Political philosophy typically assumes the sovereign state with jurisdiction over a large, usually national, territory, a focus that has recently been challenged by salutary calls to attend to the macro politics of the international order, or the micro politics of the family. However, still neglected is the politics of municipal jurisdictions, despite their significant implications for questions of social justice. Moreover, the dimensions of social life regulated by local government are important sources of a life well lived, an antidote to the ‘neutralist’ preoccupations of much contemporary political theory. One example of controversy in local jurisdictions is the ‘NIMBY’ problem, a term used to characterise resistance to development policies by local inhabitants as a matter of personal, selfish interests being put ahead of the public good. In this paper I argue that the NIMBY appellation mischaracterises the issues at stake in the fights of community activists against unwanted development. NIMBYs’ actions are usually rational and reasonable, and far from being at odds with the public good, they in fact may seek to ward off public bads, and thus shed light on the complex nature of human flourishing in communities.
About the presenter
Christine Sypnowich's research and teaching focuses on political philosophy, jurisprudence and feminism.
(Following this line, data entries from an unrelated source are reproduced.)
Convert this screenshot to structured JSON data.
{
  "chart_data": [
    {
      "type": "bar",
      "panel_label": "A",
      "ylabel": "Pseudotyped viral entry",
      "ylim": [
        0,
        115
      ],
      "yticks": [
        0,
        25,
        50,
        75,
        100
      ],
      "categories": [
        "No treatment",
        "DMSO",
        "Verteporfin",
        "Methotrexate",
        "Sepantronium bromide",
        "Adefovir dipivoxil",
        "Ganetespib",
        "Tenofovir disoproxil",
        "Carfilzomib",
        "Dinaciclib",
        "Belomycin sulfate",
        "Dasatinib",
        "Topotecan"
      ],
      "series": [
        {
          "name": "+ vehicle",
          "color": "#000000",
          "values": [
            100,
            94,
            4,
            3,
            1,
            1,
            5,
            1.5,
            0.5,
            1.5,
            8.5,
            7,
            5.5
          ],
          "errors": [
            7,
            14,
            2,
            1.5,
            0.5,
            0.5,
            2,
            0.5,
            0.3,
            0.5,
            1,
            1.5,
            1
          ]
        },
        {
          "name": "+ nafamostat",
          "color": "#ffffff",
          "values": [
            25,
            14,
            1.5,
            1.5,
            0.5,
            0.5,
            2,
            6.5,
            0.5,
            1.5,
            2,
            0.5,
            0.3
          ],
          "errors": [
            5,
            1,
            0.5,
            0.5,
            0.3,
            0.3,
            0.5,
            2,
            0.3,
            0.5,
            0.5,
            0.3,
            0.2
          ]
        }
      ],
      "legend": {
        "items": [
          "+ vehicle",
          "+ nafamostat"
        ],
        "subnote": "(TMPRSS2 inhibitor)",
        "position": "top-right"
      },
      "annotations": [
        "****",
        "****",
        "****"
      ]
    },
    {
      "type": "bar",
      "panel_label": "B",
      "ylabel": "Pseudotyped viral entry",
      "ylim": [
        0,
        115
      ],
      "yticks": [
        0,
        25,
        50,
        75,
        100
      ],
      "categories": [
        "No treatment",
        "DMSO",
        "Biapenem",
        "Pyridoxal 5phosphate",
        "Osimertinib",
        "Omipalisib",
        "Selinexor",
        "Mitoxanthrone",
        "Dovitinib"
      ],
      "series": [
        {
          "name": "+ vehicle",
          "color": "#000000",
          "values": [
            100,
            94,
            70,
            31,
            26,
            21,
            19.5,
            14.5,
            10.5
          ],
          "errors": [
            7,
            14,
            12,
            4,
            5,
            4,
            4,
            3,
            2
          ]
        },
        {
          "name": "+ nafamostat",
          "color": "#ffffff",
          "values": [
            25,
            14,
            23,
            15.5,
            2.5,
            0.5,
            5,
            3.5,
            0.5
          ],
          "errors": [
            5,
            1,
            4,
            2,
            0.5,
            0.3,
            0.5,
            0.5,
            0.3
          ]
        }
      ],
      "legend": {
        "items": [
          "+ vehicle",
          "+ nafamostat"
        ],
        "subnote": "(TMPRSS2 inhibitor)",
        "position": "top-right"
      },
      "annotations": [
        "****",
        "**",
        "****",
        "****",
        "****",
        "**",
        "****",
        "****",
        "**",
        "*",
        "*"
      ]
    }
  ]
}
She studied at the University of Toronto and did her D.Phil. as a Commonwealth Scholar at Balliol College, Oxford. Before coming to Queen’s in 1990 as a Queen’s National Scholar, she taught in Europe at the Universities of Oxford, Leeds and Leiden and in North America at the University of California, San Diego, and York University. In 2001-2002 Christine Sypnowich was a Visiting Fellow at Corpus Christi College, Oxford, and at the Oxford Centre for Ethics and the Philosophy of Law. Her principal publications include Equality Renewed: Justice, Flourishing and the Egalitarian Ideal (Routledge, 2017), The Concept of Socialist Law (Clarendon, Oxford, 1990), The Egalitarian Conscience: Essays in Honour of G.A. Cohen (Oxford, 2006), (which she edited), The Social Self (Sage 1995) (edited with David Bakhurst), and a number of chapters in books and articles in such journals as Political Theory, Politics and Society, Oxford Journal of Legal Studies, Political Studies, Praxis International, Oxford Journal of Legal Studies, and the New Left Review. Christine Sypnowich is currently working on a book commissioned by Polity Press on G.A. Cohen, as well as starting a new project on heritage and political philosophy.